A luta de David é dolorosa, pois nem os espectadores de seu programa lhe deixam escapar da desmoralização, atirando-lhe os mais variados tipos de fastfood nas ruas. O filme de Gore Verbinski é docemente cruel, assemelhando-se a um “Bem-vindo à casa de bonecas”, sendo que pra gente grande.

As semelhanças ao estilo de Todd Solondz são muitas, como a banalização da vida, a desesperança, a solidão e, principalmente, a fina ironia que se encaixa perfeitamente ao drama do protagonista, sempre fracassado e incompreendido.

Ao ver o filme, nenhuma palavra além de “impotência” me veio à cabeça. A situação de David diante da família que mais parece uma muralha de gelo é desesperadora, angustiante. E suas tentativas de afirmar-se para o pai, antes que este padeça, sem sucesso, mais ainda. Para colaborar com essa impressão, nada como a carinha de cão sem dono de Nicolas Cage, que cumpre bem o seu papel. Todo o elenco está bem neste filme.

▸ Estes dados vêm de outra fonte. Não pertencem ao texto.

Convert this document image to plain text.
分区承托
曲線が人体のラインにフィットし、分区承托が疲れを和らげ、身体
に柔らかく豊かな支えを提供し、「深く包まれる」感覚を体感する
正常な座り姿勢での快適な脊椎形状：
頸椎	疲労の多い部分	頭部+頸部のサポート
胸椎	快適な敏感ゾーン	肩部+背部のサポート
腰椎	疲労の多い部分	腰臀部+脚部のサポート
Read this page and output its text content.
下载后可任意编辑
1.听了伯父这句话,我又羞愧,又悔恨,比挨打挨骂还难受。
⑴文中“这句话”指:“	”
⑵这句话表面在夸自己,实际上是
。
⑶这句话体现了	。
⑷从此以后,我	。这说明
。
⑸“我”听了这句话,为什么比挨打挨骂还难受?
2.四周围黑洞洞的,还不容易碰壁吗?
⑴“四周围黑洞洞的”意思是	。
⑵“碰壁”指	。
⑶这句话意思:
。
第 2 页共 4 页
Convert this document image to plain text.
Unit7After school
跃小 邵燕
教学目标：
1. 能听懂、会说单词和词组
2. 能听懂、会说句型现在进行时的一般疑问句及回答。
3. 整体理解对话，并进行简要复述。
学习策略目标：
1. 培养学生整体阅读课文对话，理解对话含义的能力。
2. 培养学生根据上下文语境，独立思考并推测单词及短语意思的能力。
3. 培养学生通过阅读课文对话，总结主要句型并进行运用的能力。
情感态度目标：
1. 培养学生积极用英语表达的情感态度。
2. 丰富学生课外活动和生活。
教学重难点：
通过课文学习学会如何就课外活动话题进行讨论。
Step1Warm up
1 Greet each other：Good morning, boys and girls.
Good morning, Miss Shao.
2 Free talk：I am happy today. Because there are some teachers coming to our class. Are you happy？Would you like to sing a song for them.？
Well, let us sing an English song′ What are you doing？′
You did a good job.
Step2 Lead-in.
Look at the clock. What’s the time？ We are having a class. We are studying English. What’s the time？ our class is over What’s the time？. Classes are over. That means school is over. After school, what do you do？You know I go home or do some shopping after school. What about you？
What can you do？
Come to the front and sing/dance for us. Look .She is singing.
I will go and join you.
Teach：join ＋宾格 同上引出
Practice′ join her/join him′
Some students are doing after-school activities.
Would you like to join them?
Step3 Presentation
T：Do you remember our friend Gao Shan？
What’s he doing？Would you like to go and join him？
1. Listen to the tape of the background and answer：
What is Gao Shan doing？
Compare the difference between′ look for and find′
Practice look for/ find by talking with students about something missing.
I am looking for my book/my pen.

É impressionante que um diretor de filmes como “O Chamado” e “Piratas do Caribe” parta para um drama humano como “O Sol de Cada Manhã”. O bom olhar de Verbinski é notável desde “O Chamado”, filme diferenciado essencialmente por sua direção minuciosa.

É importante também reparar no crescimento do chamado “mercado independente” dos Estados Unidos, formado por diretores como Solondz, Terry Zwiggof, Michel Gondry, entre outros bons nomes. Essa indústria tem nos trazido boas surpresas e, fatalmente, bons colaboradores na construção de um cinema mais humano.